E por isso o lugar fora fechado. Talvez para servir como um tipo de túmulo ou talvez para encobrir um crime.
Eu não estava ali para investigar nada, mas sabia que para alcançar o objetivo proposto por Deiron teria que vasculhar a caverna, então era natural que eu descobrisse mais do que queria.
Conforme fui avançando para dentro dela, descobri que o lugar era bem grande, com diversas passagens para esquerda e direita. A primeira coisa que me veio à mente é que seria praticamente impossível encontrar qualquer coisa ali, devido a pouca claridade que minha tocha me proporcionava, mas eu tinha uma missão e não desistiria tão facilmente. Resolvi ir primeiro para o lado esquerdo e fui seguindo de uma passagem à outra, sempre nesta direção. Quando cheguei num beco sem fim, retornei e peguei a próxima passagem à direita e assim fui fazendo até entrar num caminho que parecia não ter mais fim.
Ao achar que estava no final dela, me deparei com um rio subterrâneo. Não tive dúvidas! Deixei o equipamento junto à parede e mergulhei. Assim como a caverna, esse rio também parecia não ter fim, e era praticamente impossível ver qualquer coisa, e por mais de uma hora eu vasculhei o fundo desse rio, sempre tomando o cuidado para não me aprofundar demais e ficar sem ar.
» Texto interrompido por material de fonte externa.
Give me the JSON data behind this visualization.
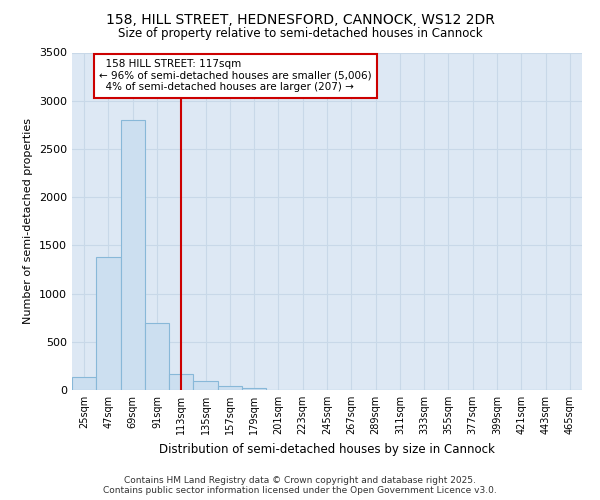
{
  "title1": "158, HILL STREET, HEDNESFORD, CANNOCK, WS12 2DR",
  "title2": "Size of property relative to semi-detached houses in Cannock",
  "xlabel": "Distribution of semi-detached houses by size in Cannock",
  "ylabel": "Number of semi-detached properties",
  "bin_labels": [
    "25sqm",
    "47sqm",
    "69sqm",
    "91sqm",
    "113sqm",
    "135sqm",
    "157sqm",
    "179sqm",
    "201sqm",
    "223sqm",
    "245sqm",
    "267sqm",
    "289sqm",
    "311sqm",
    "333sqm",
    "355sqm",
    "377sqm",
    "399sqm",
    "421sqm",
    "443sqm",
    "465sqm"
  ],
  "bar_values": [
    140,
    1380,
    2800,
    700,
    165,
    90,
    40,
    25,
    5,
    0,
    0,
    0,
    0,
    0,
    0,
    0,
    0,
    0,
    0,
    0,
    0
  ],
  "bar_color": "#ccdff0",
  "bar_edge_color": "#88b8d8",
  "property_label": "158 HILL STREET: 117sqm",
  "pct_smaller": 96,
  "pct_larger": 4,
  "n_smaller": 5006,
  "n_larger": 207,
  "vline_color": "#cc0000",
  "annotation_box_color": "#cc0000",
  "ylim": [
    0,
    3500
  ],
  "yticks": [
    0,
    500,
    1000,
    1500,
    2000,
    2500,
    3000,
    3500
  ],
  "grid_color": "#c8d8e8",
  "bg_color": "#dde8f4",
  "footer1": "Contains HM Land Registry data © Crown copyright and database right 2025.",
  "footer2": "Contains public sector information licensed under the Open Government Licence v3.0."
}
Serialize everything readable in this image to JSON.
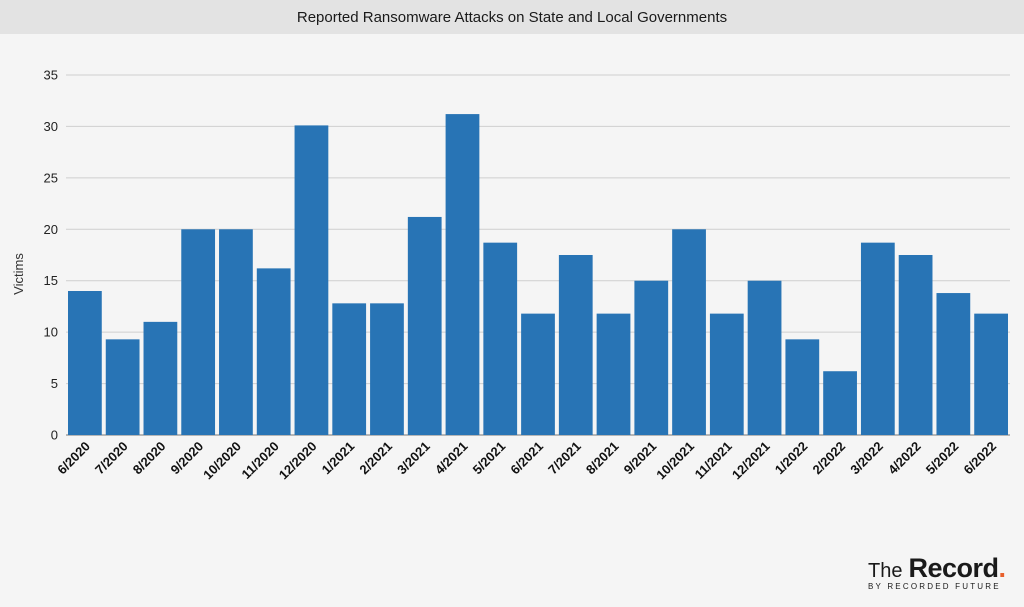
{
  "header": {
    "title": "Reported Ransomware Attacks on State and Local Governments"
  },
  "chart_data": {
    "type": "bar",
    "title": "Reported Ransomware Attacks on State and Local Governments",
    "xlabel": "",
    "ylabel": "Victims",
    "ylim": [
      0,
      35
    ],
    "yticks": [
      0,
      5,
      10,
      15,
      20,
      25,
      30,
      35
    ],
    "grid": true,
    "bar_color": "#2874b5",
    "categories": [
      "6/2020",
      "7/2020",
      "8/2020",
      "9/2020",
      "10/2020",
      "11/2020",
      "12/2020",
      "1/2021",
      "2/2021",
      "3/2021",
      "4/2021",
      "5/2021",
      "6/2021",
      "7/2021",
      "8/2021",
      "9/2021",
      "10/2021",
      "11/2021",
      "12/2021",
      "1/2022",
      "2/2022",
      "3/2022",
      "4/2022",
      "5/2022",
      "6/2022"
    ],
    "values": [
      14,
      9.3,
      11,
      20,
      20,
      16.2,
      30.1,
      12.8,
      12.8,
      21.2,
      31.2,
      18.7,
      11.8,
      17.5,
      11.8,
      15,
      20,
      11.8,
      15,
      9.3,
      6.2,
      18.7,
      17.5,
      13.8,
      11.8
    ]
  },
  "brand": {
    "the": "The",
    "record": "Record",
    "dot": ".",
    "sub": "BY RECORDED FUTURE"
  }
}
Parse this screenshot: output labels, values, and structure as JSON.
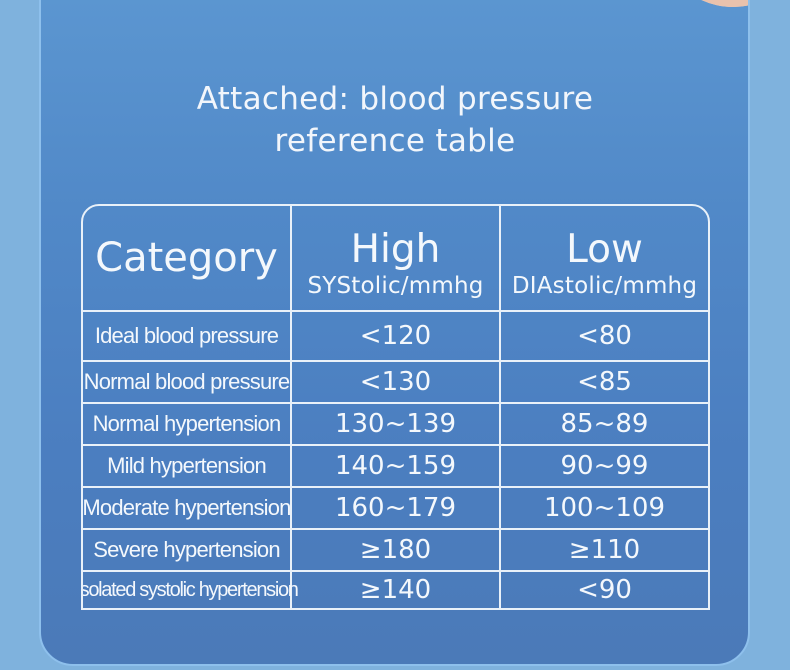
{
  "title_line1": "Attached: blood pressure",
  "title_line2": "reference table",
  "table": {
    "header": {
      "category": "Category",
      "high": "High",
      "high_sub": "SYStolic/mmhg",
      "low": "Low",
      "low_sub": "DIAstolic/mmhg"
    },
    "rows": [
      {
        "category": "Ideal blood pressure",
        "high": "<120",
        "low": "<80"
      },
      {
        "category": "Normal blood pressure",
        "high": "<130",
        "low": "<85"
      },
      {
        "category": "Normal hypertension",
        "high": "130~139",
        "low": "85~89"
      },
      {
        "category": "Mild hypertension",
        "high": "140~159",
        "low": "90~99"
      },
      {
        "category": "Moderate hypertension",
        "high": "160~179",
        "low": "100~109"
      },
      {
        "category": "Severe hypertension",
        "high": "≥180",
        "low": "≥110"
      },
      {
        "category": "Isolated systolic hypertension",
        "high": "≥140",
        "low": "<90"
      }
    ]
  },
  "colors": {
    "background": "#7fb2dd",
    "card": "#5189c8",
    "text": "#f4f8fc",
    "decoration": "#f2d3c1"
  }
}
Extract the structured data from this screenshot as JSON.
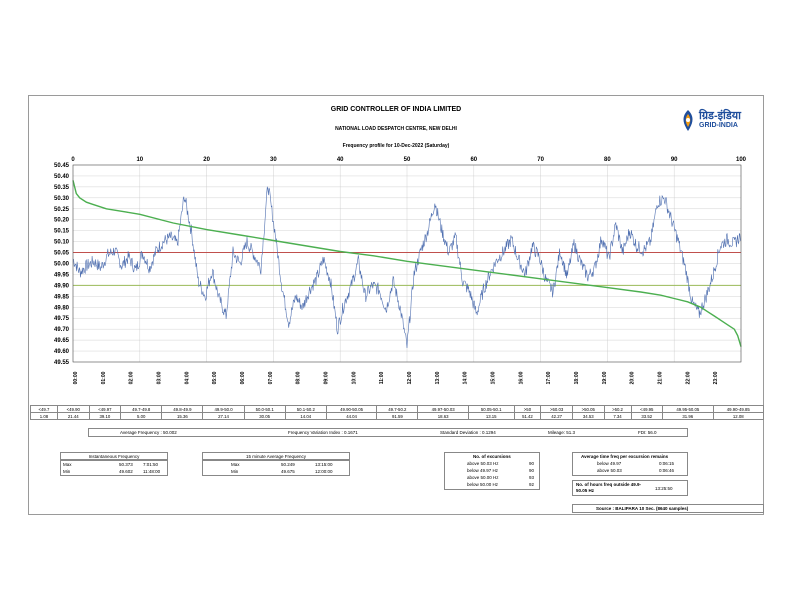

Meu sacrifício foi recompensado quando ao tatear no escuro, encontrei o que a princípio imaginei ser um grande embrulho. Para retirá-lo da água, por pouco não me afoguei, e foi só quando consegui sair do rio que percebi se tratar de um corpo já entrando num estado de decomposição.
Aparentemente essa pessoa havia sido morta e lançada dentro do rio, embrulhada num tipo de tecido junto a algumas pedras, para que não retornasse a superfície. Dentro do embrulho localizei também a minha cobiçada estatueta, que tinha a forma de uma mulher nua da cintura para cima, muito bem trabalhada em algum material que não consegui definir ali. Refleti por um tempo sobre qual seria meu próximo passo: levar somente a estatueta para o capitão, ou juntar também os restos mortais do provável ladrão. Enquanto imaginava o que fazer percebi que esta passagem não terminava no rio, seguindo para a direita, um pouco mais para o fundo. Continuei seguindo naquela direção e alguma coisa no chão me chamou a atenção, bem no final da caverna. Tinha a forma de um ser humano!
Aproximei-me e descobri ali um homem muito grande e forte com um ferimento já seco há muito tempo no lado esquerdo do peito nu. Ele já se encontrava meio azulado e, com certeza, morrera há vários dias, pois o odor no ar estava forte. Minha dúvida então foi sanada, tinha descoberto o porquê da Caverna da Morte estar fechada.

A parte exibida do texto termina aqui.